Hollande tente de se requinquer dans son fief de Tulle

Le président de la République s’est rendu dans le plus grand secret dans son ancien fief pour tenter de renouer le contact avec le terrain. Il en a profité pour rendre «une visite de courtoisie» à Jacques Chirac.

Il fait ce qu’il peut pour remonter. Au plus bas dans les sondages, François Hollande s’efforce de travailler sa popularité en berne. Ainsi jeudi, il a dîné plus de trois heures durant avec une centaine de journalistes. Le surlendemain, il a déambulé seul ou presque dans les rues de Tulle et en a profité pour rendre une visite de courtoisie àJacques Chirac. Samedi, sans prévenir, le président de la République s’est rendu dans son ancien fief pour une visite surprise, en tout cas non inscrite à son agenda officiel. L’occasion pour le chef de l’État de se requinquer sur ses terres après une année compliquée, entre les turbulences dans sa majorité, l’affaire Cahuzac et l’aggravation de la crise, et avant une rentrée qui s’annonce tout aussi explosive, avec la réforme des retraites, un probable nouveau tour de vis fiscal et toujours des turbulences dans sa majorité.

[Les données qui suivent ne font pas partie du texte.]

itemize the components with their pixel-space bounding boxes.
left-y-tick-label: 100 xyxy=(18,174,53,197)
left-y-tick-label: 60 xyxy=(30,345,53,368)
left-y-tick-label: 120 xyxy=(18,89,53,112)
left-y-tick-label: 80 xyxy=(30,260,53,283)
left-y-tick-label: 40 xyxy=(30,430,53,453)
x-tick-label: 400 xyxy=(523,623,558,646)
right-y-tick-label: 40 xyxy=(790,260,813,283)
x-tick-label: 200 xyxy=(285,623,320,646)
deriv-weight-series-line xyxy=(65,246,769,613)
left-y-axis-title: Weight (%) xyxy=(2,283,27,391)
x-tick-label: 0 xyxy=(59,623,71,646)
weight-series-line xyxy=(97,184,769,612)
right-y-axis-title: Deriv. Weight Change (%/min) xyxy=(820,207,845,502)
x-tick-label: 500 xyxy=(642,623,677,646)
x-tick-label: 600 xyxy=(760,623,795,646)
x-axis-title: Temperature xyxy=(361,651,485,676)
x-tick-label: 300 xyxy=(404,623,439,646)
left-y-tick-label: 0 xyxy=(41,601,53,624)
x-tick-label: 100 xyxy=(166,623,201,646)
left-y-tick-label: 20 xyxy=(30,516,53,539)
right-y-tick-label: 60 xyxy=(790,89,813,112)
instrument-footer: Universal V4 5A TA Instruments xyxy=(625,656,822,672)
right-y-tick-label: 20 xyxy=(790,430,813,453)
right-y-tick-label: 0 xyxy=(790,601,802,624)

«Je suis là de manière amicale. C’est toujours un plaisir de venir à Tulle», a confié le chef de l’État, surpris sur le marché par des journalistes locaux. Il aura pu y prendre le pouls d’une population plutôt bienveillante à son égard. Entre les encouragements à «tenir bon» et les avertissements sur la réforme des retraites, François Hollande est prévenu.

Toujours de façon plus ou moins incognito, le président de la République a ensuite rendu visite à un habitant de la ville qui fêtait ses 99 ans. Puis il a inspecté les derniers travaux en cours dans la ville en compagnie du maire, son ami Bernard Combes. Au passage, François Hollande a glissé aux journalistes qui tentaient de le suivre qu’il venait également de rendre une visite de courtoisie à Jacques Chirac, son prédécesseur à l’Élysée qui fut longtemps aussi un élu emblématique de la Corrèze. «Il était très heureux. J’étais venu le voir l’an dernier. Cela va devenir quasi un rendez-vous, un rite. Il était plutôt alerte sur le plan intellectuel, très clair, on a parlé de politique internationale. C’était une conversation entre un ancien chef d’État et un chef d’État marquant une continuité, c’était amical», a confié François Hollande au JDD.

Entre les deux hommes, il y a plus que des affinités. Tous deux partagent le goût du contact humain, une réelle chaleur humaine, mais surtout une aversion prononcée pour Nicolas Sarkozy. Avant l’élection présidentielle de 2012, Jacques Chirac avait d’ailleurs apporté son soutien à l’ancien premier secrétaire du PS contre le président sortant. «Je peux dire que je voterai Hollande», avait-il lâché. Autre point commun entre François Hollande et Jacques Chirac, leur cote de popularité au pouvoir est faible. Si l’actuel président de la République peut se réjouir de voir la sienne remonter d’un point dans le baromètre Ifop du JDD à 27%, il peut surtout se rassurer en observant que depuis que Jacques Chirac a quitté l’Élysée, il n’a jamais été aussi populaire.